The sum of the reciprocals of the triangular numbers converges to 2

${\displaystyle \lim _{n\to \infty }\sum _{i=1}^{n}{\frac {1}{t_{n}}}=\lim _{n\to \infty }{\frac {n^{2}}{t_{n}}}=\lim _{n\to \infty }{\frac {2n^{2}}{n(n+1)}}=2.\,}$

## Representations of natural numbers as a sum of three triangular numbers

Every natural number may be represented, in at least one way, as a sum of three triangular numbers (with up to three nonzero triangular numbers).

Representations of ${\displaystyle n}$ as a sum of three triangular numbers
${\displaystyle n\,}$ Representations Number of
representations
0 { {0, 0, 0} } 1
1 { {1, 0, 0} } 1
2 { {1, 1, 0} } 1
3 { {3, 0, 0}, {1, 1, 1} } 2
4 { {3, 1, 0} } 1
5 { {3, 1, 1} } 1
6 { {6, 0, 0}, {3, 3, 0} } 2
7 { {6, 1, 0}, {3, 3, 1} } 2
8 { {6, 1, 1} } 1
9 { {6, 3, 0}, {3, 3, 3} } 2
10 { {10, 0, 0}, {6, 3, 1} } 2
11 { {10, 1, 0} } 1
12 { {10, 1, 1}, {6, 6, 0}, {6, 3, 3} } 3
13 { {10, 3, 0}, {6, 6, 1} } 2
14 { {10, 3, 1} } 1
15 { {15, 0, 0}, {6, 6, 3} } 2
16 { {15, 1, 0}, {10, 6, 0}, {10, 3, 3} } 3

A002636 Number of representations of ${\displaystyle n}$ as a sum of up to three nonzero triangular numbers.

{1, 1, 1, 2, 1, 1, 2, 2, 1, 2, 2, 1, 3, 2, 1, 2, 3, 2, 2, 2, 1, 4, 3, 2, 2, 2, 2, 3, 3, 1, 4, 4, 2, 2, 3, 2, 3, 4, 2, 3, 3, 2, 4, 3, 2, 4, 4, 2, 4, 4, 1, 4, 5, 1, 2, 3, 4, 6, 4, 3, 2, 5, 2, 3, 3, 3, 6, 5, 2, 2, 5, 3, 5, 4, 2, 4, 5, 3, 4, ...}

## Even perfect numbers

Every even perfect number is a triangular number, since they are a subset of

${\displaystyle 2^{n-1}\cdot (2^{n}-1)={\frac {(2^{n}-1)2^{n}}{2}}=t_{2^{n}-1},\,}$

where ${\displaystyle \scriptstyle 2^{n}-1\,}$ is [necessarily, but not sufficiently] a Mersenne prime.

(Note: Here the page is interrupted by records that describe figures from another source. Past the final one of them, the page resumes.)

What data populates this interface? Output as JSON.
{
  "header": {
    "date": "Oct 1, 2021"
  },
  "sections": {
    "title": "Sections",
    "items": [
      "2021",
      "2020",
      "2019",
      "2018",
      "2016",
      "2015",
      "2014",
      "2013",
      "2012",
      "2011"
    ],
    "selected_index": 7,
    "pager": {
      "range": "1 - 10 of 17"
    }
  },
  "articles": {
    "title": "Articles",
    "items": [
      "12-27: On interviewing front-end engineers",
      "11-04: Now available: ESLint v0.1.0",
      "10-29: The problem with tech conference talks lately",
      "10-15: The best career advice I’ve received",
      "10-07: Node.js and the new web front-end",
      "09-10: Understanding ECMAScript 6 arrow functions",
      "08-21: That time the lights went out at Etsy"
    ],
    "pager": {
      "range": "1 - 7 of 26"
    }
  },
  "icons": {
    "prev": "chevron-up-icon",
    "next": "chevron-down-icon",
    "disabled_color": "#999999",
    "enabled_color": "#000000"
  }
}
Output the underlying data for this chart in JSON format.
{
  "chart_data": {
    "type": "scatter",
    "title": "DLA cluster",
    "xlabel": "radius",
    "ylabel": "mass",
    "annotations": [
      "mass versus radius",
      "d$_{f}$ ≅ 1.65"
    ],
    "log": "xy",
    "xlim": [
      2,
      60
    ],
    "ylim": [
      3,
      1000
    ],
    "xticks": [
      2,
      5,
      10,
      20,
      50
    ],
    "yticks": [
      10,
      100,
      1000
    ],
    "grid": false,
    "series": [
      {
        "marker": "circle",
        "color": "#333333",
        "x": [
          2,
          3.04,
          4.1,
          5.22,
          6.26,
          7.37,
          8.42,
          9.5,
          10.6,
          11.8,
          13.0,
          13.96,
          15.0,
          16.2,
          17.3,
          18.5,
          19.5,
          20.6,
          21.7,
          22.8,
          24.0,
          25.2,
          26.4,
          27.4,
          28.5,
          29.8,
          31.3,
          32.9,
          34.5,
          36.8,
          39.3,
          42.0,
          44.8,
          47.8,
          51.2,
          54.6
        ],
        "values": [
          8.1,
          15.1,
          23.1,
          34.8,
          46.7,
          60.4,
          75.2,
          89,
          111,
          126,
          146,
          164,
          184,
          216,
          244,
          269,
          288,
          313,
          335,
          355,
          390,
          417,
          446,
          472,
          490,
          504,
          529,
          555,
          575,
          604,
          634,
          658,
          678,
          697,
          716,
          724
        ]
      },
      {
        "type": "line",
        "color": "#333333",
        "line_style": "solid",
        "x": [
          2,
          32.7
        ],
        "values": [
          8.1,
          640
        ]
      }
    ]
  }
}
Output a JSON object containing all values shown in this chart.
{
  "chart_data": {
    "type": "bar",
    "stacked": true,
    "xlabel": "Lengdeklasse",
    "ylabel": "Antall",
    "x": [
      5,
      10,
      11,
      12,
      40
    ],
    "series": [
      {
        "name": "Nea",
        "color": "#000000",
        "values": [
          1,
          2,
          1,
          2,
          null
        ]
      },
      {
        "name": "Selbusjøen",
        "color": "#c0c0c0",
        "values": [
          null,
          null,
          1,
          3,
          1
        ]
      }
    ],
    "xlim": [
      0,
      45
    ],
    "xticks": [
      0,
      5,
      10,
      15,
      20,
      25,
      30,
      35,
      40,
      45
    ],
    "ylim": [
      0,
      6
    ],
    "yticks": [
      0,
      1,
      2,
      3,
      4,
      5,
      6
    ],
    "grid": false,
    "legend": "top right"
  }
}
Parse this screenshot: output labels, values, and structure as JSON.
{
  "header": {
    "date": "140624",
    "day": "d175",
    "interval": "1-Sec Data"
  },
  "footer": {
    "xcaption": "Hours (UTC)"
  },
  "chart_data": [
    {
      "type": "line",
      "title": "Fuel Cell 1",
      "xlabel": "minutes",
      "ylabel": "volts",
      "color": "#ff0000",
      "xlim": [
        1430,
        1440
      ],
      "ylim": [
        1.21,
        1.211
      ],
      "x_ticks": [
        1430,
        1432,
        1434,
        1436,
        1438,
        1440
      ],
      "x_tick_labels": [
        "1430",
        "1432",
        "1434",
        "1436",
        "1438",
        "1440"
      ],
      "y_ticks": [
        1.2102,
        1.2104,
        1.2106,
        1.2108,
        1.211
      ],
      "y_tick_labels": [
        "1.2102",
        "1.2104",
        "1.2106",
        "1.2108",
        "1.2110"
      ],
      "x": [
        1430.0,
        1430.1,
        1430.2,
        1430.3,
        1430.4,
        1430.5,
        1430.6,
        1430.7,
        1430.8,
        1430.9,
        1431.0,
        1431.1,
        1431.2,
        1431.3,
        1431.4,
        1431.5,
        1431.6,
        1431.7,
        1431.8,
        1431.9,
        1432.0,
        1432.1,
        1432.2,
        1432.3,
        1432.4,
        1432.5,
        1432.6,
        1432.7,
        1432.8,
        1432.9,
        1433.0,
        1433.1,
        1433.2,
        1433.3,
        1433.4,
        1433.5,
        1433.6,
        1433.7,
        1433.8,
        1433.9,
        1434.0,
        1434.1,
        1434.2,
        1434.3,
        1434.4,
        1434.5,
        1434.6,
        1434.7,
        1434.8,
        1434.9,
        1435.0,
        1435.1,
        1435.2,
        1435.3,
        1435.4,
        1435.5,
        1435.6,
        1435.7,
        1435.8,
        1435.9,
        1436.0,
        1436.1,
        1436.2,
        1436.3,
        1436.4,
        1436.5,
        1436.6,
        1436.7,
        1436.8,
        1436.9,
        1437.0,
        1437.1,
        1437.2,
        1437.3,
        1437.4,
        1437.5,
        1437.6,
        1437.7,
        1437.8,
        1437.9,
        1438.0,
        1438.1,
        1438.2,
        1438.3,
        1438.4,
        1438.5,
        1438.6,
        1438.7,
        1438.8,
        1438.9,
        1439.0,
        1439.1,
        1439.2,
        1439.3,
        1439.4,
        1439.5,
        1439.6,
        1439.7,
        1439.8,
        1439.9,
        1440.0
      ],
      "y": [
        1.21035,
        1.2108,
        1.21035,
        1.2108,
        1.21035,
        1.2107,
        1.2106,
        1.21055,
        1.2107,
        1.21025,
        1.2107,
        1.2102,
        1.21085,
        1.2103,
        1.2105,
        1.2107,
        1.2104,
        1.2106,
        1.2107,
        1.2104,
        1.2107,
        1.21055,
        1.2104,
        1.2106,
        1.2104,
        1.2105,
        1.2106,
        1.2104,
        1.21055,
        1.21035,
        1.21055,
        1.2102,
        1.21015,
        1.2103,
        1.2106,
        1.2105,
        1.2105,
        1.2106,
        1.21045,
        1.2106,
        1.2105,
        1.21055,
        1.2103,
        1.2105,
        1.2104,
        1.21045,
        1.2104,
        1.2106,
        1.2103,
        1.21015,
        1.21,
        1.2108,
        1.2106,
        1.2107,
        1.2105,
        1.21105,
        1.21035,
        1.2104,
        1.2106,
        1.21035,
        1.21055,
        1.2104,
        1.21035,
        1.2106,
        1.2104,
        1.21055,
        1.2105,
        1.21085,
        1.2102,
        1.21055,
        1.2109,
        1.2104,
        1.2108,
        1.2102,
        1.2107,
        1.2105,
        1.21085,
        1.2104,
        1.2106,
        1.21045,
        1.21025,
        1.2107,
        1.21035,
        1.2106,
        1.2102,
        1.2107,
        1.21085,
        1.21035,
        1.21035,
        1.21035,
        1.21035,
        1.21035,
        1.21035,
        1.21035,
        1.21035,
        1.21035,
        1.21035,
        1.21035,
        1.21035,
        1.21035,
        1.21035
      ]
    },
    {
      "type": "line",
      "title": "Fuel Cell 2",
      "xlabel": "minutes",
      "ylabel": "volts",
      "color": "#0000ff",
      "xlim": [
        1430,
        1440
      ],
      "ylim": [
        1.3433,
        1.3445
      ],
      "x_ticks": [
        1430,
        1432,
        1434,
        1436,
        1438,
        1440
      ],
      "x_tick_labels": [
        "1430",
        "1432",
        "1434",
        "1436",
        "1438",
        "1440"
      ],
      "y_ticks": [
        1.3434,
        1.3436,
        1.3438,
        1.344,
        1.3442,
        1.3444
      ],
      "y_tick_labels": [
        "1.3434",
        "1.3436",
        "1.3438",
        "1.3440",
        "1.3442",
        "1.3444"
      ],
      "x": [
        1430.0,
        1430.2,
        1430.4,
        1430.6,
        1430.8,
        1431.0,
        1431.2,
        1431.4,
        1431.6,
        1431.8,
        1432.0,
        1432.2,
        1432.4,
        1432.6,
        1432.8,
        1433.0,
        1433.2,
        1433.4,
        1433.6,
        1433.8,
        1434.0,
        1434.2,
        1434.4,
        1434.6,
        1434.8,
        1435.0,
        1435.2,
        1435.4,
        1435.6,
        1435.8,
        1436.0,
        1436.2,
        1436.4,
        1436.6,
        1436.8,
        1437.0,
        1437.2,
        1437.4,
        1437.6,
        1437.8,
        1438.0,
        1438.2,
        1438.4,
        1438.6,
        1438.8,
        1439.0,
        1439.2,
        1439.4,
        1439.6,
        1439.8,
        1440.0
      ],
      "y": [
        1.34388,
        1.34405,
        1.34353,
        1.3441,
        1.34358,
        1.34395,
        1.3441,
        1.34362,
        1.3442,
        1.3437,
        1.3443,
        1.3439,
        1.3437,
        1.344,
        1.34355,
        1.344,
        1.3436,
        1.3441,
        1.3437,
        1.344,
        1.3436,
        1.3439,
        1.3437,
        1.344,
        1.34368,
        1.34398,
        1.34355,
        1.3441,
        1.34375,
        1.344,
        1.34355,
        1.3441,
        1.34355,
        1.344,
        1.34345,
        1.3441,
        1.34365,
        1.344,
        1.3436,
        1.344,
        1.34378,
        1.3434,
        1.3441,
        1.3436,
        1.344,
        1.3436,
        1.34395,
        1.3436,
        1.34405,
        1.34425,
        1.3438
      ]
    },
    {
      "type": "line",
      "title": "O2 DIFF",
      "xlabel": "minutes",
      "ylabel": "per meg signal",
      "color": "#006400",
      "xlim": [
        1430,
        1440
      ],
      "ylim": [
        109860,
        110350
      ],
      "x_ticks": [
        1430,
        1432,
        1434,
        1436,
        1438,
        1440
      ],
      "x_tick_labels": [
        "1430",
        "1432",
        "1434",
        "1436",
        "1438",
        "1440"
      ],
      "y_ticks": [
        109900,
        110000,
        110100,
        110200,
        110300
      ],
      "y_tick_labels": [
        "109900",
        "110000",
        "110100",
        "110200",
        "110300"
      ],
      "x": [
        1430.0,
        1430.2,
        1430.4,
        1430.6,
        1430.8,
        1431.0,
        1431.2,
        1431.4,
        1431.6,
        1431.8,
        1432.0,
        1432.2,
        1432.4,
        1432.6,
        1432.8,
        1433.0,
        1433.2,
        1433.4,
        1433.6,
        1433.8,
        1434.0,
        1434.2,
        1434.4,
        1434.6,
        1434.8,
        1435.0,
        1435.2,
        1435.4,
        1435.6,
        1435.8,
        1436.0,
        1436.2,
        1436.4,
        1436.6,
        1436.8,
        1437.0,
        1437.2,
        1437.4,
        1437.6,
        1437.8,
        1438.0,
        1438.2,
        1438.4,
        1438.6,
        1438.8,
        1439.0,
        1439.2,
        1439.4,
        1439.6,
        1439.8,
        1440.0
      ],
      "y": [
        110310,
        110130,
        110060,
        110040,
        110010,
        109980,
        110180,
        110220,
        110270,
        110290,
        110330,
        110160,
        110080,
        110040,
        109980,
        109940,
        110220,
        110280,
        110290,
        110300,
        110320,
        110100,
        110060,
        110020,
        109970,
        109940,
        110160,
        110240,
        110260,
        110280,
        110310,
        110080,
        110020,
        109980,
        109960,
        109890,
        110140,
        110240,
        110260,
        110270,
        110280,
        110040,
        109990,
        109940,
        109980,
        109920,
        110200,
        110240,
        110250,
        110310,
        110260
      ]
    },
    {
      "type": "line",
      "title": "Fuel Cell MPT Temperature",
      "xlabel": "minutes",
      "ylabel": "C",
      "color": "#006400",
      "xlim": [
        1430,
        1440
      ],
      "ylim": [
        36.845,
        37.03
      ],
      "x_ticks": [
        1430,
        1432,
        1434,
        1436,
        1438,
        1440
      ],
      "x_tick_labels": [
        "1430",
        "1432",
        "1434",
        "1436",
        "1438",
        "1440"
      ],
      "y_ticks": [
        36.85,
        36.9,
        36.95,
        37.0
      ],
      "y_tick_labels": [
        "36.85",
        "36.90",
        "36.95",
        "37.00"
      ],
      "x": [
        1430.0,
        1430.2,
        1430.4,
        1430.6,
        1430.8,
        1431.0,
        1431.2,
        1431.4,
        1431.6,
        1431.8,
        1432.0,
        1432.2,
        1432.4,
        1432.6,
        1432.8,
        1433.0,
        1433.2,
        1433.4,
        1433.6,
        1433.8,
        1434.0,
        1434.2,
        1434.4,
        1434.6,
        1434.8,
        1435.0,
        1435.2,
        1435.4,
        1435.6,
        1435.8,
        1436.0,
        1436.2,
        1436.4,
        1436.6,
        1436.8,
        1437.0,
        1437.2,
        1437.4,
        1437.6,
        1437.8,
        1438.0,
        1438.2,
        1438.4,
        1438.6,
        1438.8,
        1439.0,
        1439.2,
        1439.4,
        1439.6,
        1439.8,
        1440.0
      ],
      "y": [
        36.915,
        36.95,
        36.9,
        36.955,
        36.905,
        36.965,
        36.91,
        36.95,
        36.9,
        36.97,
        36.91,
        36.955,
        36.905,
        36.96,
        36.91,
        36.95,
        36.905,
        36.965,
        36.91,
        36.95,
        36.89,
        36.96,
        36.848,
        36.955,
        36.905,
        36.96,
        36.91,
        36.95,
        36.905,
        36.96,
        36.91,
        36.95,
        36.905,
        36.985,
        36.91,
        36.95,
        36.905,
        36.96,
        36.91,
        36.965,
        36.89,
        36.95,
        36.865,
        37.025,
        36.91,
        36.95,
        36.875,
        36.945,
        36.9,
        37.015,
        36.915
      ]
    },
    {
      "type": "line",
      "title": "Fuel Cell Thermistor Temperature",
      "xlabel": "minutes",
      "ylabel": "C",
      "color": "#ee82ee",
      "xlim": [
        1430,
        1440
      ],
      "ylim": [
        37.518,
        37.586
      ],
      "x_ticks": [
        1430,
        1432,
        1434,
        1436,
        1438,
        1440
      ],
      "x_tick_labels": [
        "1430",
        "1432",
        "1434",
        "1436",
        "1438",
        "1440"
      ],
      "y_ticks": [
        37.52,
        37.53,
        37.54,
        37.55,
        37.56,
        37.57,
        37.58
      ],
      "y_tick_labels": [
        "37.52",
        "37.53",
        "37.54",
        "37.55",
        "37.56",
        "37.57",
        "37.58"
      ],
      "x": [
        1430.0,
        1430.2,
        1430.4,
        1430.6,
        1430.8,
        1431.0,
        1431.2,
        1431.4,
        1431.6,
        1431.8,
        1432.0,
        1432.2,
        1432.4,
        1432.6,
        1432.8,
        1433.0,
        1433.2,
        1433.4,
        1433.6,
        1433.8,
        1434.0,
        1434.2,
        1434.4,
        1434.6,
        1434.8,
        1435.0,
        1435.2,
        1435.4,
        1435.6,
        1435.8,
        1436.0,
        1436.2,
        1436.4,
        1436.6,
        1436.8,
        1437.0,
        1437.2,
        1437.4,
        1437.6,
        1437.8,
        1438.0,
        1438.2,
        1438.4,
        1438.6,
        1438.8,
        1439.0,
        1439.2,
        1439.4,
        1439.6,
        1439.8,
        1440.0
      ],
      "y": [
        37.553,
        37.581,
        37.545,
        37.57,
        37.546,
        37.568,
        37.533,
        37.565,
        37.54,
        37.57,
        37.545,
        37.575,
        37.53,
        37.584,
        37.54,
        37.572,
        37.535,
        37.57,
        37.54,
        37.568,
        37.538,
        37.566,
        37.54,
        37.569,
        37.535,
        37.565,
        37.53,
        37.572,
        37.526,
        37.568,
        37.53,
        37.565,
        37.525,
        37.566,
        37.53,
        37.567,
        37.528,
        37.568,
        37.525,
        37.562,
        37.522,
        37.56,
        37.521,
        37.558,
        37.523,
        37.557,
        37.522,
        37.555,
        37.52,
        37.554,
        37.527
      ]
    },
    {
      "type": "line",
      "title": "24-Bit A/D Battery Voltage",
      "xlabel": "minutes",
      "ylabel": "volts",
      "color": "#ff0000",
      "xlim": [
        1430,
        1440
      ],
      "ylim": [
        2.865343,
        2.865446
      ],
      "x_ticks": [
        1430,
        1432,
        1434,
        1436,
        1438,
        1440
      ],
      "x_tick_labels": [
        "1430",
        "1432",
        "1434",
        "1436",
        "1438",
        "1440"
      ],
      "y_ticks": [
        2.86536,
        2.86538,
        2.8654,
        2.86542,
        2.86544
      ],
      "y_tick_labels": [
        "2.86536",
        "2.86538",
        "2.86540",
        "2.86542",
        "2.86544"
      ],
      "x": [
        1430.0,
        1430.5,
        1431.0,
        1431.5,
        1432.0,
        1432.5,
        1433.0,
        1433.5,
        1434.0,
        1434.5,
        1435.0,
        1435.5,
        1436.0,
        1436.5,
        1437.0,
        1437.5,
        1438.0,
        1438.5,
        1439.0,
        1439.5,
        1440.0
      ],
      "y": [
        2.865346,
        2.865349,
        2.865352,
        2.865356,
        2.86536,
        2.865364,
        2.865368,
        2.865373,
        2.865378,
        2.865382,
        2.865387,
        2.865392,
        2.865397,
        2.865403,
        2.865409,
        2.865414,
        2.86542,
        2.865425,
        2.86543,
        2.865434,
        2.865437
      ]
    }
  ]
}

Every even perfect number is also an hexagonal number, since they are a subset of

${\displaystyle 2^{n-1}\cdot (2^{n}-1)=2^{n-1}\cdot (2\cdot 2^{n-1}-1)=h_{2^{n-1}},\,}$

where ${\displaystyle \scriptstyle 2^{n}-1\,}$ is [necessarily, but not sufficiently] a Mersenne prime.

## Notes

1. Antonella Cupillari, The Nuts and Bolts of Proofs, Belmont, California: Wadsworth Publishing Company (1989): 13–14.